How to Get Hiring Managers to Know, Like and Trust You

CommunicationPeople like to work with people they know, like and trust. This may seem obvious, but it’s not always clear how to build the know/like/trust relationship with new clients.

The key to creating this connection with hiring managers is communication. It’s estimated that 80% of professional problems are the result of poor communication. Too much communication, not enough communication, missed communication, or communication that does not create feelings of being trusted can all sabotage the connection you try to build with new clients.

Here are some tips for communicating with new hiring managers that lead to a strong, trusting bond:

Eliminate “Should”

Eliminate the word “should” from your vocabulary.
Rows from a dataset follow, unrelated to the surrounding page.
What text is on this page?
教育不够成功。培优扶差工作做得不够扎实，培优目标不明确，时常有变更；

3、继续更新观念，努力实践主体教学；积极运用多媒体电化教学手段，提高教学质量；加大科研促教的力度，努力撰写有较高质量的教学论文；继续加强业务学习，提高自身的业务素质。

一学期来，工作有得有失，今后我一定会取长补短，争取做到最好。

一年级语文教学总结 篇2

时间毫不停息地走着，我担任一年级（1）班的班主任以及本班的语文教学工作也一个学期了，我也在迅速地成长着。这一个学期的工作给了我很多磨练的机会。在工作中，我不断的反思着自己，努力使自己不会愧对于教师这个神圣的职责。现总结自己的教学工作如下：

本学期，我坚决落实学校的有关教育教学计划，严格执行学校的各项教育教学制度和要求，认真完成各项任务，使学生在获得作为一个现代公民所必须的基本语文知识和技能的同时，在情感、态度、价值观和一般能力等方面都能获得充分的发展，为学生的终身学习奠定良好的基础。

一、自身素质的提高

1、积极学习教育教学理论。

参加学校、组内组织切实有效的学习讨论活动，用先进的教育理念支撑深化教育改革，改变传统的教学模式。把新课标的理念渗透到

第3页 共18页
Phrases containing the word “should” trigger defensiveness and hostility in many people. “Should” phrases are a quick way to erode the know/like/trust relationship that you’re trying to build.

To replace “should,” you can use phrases like “I would suggest” or “I would recommend” or “I’ve seen success when…”

Don’t Say Sorry

Confident communication is an essential ingredient in creating a trusting relationship. Many professionals sabotage their perceived confidence by using apologetic language. Eliminate “sorry” from your professional vocabulary. If you need to apologize, try a more confident approach. Either use the phrase “I apologize” instead of “I’m sorry” or use the situation as a way to compliment the other person rather than tearing yourself down. “Thank you for your understanding” or “thank you for your flexibility” are easy ways to still communicate an apology while building someone else up instead of diminishing the importance of your own communication.

Be Confident

“I think” is a phrase used often in business, but it’s a dangerous one and can quickly evaporate trust. People generally perceive statements that follow “I think” in one of two ways: a) this is actually what the speaker thinks or b) the speaker is unsure of what they are stating. Therefore, a phrase like “I think we’ll be a good fit” will be received by about half of listeners as a statement of the speaker’s truth and the other half will hear a lack of strength and confidence. Replace powerless “I think” language with confidence; literally. Say “I’m confident that we will be a good fit,” and all listeners will receive the same, powerful message.

Use Reflective Listening

Engage in reflective listening. Nothing makes people feel respected and appreciated more than taking the time to listen to them. If you really want to build trust with potential clients, make it abundantly clear that you are hearing and understanding them. Research indicates that one of the deepest human needs is to be understood. If you can communicate understanding to a prospective client, you are building a solid foundation for the know/like/trust bond. Use statements like “If I understand you correctly, you’re saying…” then paraphrase back what has been said. Use your own words, but mirror some of the key words the speaker used to demonstrate true understanding.


Words have tremendous power. And the language we choose to use can be a key to establishing a trusted relationship with clients. By losing words that communicate a lack of confidence and adopting powerful reflective listening skills, you’ll be well on your way to becoming someone a hiring manager knows, likes and trusts.